Tribunal Administratif de Clermont-Ferrand — Décision N° TA63-2100048

jeudi 22 décembre 2022

JuridictionTribunal Administratif de Clermont-Ferrand
SectionTribunal Administratif de Clermont-Ferrand
N° DossierTA63-2100048
TypeDécision
RecoursExcès de pouvoir
PublicationD
FormationChambre 2
Avocat requérantAD'VOCARE

Texte intégral

Vu la procédure suivante :

Par une requête, enregistrée le 8 janvier 2021, M. M'Bemba A, représenté par Ad'Vocare-Avocats associés, Me Bourg, demande au tribunal :

1°) d'annuler la décision du 15 décembre 2020 par laquelle le directeur de

l'Office français de l'immigration et de l'intégration a refusé de

lui rétablir le bénéfice des conditions matérielles d'accueil ;

2°) à titre principal, d'enjoindre à l'Office français de l'immigration et de l'intégration, de lui accorder le bénéfice des conditions matérielles d'accueil, dans un délai de 10 jours à compter de la notification du jugement sous astreinte de 50 euros par jour de retard ;

3°) d'enjoindre, à titre subsidiaire, à l'Office français de l'immigration et de l'intégration de statuer à nouveau, dans un délai de 10 jours à compter de la notification du jugement et sous astreinte de 50 euros par jour de retard à compter du jugement à intervenir ;

4°) de mettre à la charge de l'Etat le versement de la somme de 1 500 euros au profit de son conseil au titre des articles L. 761-1 du code de justice administrative et 37 de la loi du 10 juillet 1991.

Il soutient que :

- la décision attaquée a été prise à l'issue d'une procédure irrégulière en l'absence d'évaluation de sa vulnérabilité au cours de laquelle l'OFII aurait procédé à un examen sérieux de sa situation ;

- elle est insuffisamment motivée ;

- elle est inconventionnelle en ce qu'elle repose sur les dispositions des articles L. 744-7, L. 744-8, D. 744-35 et D. 744-38 qui sont contraires aux dispositions de l'article 20 § 1 et § 5 de la directive 2013/33/UE ;

- elle méconnaît l'état de vulnérabilité de son enfant et les stipulations de l'article 3 de la convention internationale des droits de l'enfant dès lors que son enfant âgé d'un an est séparé de lui.

La clôture de l'instruction a été fixée par ordonnance au 5 mars 2021.

L'Office français de l'immigration et de l'intégration a présenté un mémoire, enregistré le 7 décembre 2022, qui n'a pas été communiqué.

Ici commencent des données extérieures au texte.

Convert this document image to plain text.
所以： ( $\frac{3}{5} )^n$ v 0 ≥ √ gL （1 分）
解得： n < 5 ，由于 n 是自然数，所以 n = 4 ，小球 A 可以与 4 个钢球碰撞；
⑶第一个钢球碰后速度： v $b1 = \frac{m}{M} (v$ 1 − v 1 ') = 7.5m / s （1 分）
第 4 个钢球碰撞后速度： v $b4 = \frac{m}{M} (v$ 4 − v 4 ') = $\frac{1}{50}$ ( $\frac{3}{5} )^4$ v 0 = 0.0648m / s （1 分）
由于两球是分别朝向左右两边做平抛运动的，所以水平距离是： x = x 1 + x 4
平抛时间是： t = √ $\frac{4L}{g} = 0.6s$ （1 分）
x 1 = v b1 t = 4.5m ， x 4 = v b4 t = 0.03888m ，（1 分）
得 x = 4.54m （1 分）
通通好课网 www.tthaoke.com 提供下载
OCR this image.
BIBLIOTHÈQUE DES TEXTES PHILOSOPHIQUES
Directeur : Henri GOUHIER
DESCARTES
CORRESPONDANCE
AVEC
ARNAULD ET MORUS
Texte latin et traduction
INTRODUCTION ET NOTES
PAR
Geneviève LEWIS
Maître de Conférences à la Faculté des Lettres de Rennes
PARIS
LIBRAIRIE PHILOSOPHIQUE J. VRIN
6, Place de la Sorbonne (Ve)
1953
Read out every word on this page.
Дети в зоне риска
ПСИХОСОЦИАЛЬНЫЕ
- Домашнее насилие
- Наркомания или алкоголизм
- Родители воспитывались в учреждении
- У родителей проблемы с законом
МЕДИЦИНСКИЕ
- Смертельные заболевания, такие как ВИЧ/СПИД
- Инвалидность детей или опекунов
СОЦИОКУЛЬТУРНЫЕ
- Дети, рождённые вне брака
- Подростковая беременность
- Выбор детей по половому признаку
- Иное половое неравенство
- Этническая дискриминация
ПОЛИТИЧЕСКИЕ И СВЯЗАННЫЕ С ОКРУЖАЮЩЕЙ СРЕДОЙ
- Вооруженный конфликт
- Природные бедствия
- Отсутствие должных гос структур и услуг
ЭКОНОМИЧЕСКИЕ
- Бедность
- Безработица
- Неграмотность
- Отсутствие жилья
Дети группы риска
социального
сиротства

M. A a été admis à l'aide juridictionnelle totale par une décision du 31 mars 2021.

Vu les pièces du dossier ;

Vu :

- la convention internationale des droits de l'enfant ;

- la directive 2013/33/UE du Parlement européen et du Conseil du 26 juin 2013 ;

- le code de l'entrée et du séjour des étrangers et du droit d'asile ;

- le code des relations entre le public et l'administration ;

- la loi n°91-647 du 10 juillet 1991 ;

- le code de justice administrative.

La présidente de la formation de jugement a dispensé la rapporteure publique, sur sa proposition, de prononcer des conclusions à l'audience.

Les parties ont été régulièrement averties du jour de l'audience.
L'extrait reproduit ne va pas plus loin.